The strengths of this study were primarily in the seminal use of and the potential for AI-based assessment and feedback in simulation-based education. Previous studies largely focused on using AI based models to evaluate expert versus novice performance. However, our work provided a novel use of AI models in developing trainee (medical student) evaluation and feedback tools to augment the video-based education learner’s experience for open skills. Constructive student feedback on the original curriculum raised a concern in learning a task incorrectly and then subsequently cementing incorrect technique into habits with repetitive practice without feedback or until final assessment [11]. The benefits of AI models included their speed and automaticity, which may allow for not only summative feedback but also the potential for formative feedback in the setting of limited instructor person-hours. Future efforts will include developing task deconstruction and error analysis to not only provide “pass”/”fail” metrics, but rather more discrete error detail such as “incorrect forceps hold (step 1)” or “incorrect direction of surgeon’s knot wrap (step 3).” This automated form of formative assessment could allow for the early recognition and correction of incorrect technique while also optimizing the use of directed feedback for all learners. Additional work will include performing data augmentation for balanced distribution of “fails” using methods such as obtaining pre-training performance videos, recruiting more novice learners, and standardizing video capture (tripod, white paper background, measured setup distances, camera quality) to limit the number of videos that are removed from analysis.

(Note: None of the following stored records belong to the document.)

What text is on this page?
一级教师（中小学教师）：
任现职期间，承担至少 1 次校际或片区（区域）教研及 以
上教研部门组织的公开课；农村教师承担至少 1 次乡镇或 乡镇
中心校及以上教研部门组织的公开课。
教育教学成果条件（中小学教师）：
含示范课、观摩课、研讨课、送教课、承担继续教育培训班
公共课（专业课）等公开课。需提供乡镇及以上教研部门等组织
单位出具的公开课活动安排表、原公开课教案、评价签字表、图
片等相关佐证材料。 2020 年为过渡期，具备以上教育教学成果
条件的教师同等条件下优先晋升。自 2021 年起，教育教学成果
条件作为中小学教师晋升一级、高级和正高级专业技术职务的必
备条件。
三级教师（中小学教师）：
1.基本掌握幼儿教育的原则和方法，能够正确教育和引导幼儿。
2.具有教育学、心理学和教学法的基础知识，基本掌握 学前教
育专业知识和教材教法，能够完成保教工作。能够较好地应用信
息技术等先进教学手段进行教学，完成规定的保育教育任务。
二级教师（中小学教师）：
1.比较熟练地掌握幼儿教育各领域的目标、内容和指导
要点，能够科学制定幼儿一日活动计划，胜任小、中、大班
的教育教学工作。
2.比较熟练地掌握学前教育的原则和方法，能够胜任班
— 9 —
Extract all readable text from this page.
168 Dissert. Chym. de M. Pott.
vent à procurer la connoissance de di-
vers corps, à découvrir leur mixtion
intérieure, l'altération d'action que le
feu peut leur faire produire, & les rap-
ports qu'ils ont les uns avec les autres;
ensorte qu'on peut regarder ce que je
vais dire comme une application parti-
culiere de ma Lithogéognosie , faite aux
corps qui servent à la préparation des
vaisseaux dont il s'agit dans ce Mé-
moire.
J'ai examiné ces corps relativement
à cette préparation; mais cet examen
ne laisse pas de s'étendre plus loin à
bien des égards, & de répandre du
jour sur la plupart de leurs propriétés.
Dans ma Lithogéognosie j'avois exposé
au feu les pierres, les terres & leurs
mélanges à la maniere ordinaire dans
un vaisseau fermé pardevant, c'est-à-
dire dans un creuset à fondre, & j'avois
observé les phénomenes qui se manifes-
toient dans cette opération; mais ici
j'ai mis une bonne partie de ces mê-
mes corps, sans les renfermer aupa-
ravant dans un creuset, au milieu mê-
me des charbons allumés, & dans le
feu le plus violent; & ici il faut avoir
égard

The authors recognize several limitations. First, the poor video quality and the removal of 16 videos from analysis could have skewed the data, but in which manner remains unclear. Next the imbalance of videos across both pass/fail and early/late practice performance leads to underdeveloped model training. Future efforts to mitigate such imbalance issues include training the model with more “fail” videos as a method of intentional data augmentation beyond what was attempted to further reduce the accuracy-F1 gap and improve the overall performance. Finally, our analysis generated an overall accuracy of 83%, which fell short of the generally accepted threshold of 90% or greater.

Conclusions

We aimed to create an AI model that would provide an automatic assessment tool for our previously reported suturing and knot-tying curriculum. Our preliminary data showed positive progress in accuracy of error detection by performance improvement methods including designing a multi-stream architecture and training it in end-to-end fashion. Identified needs include having additional videos with more errors for training, standardization of video capture, and balanced rating distribution for improved model training. We hope that this work will guide further efforts in automated assessment for summative as well as eventually formative training feedback. We anticipate that such innovations will help reduce the burden of relying on instructor support, while improving efforts in simulation-based education.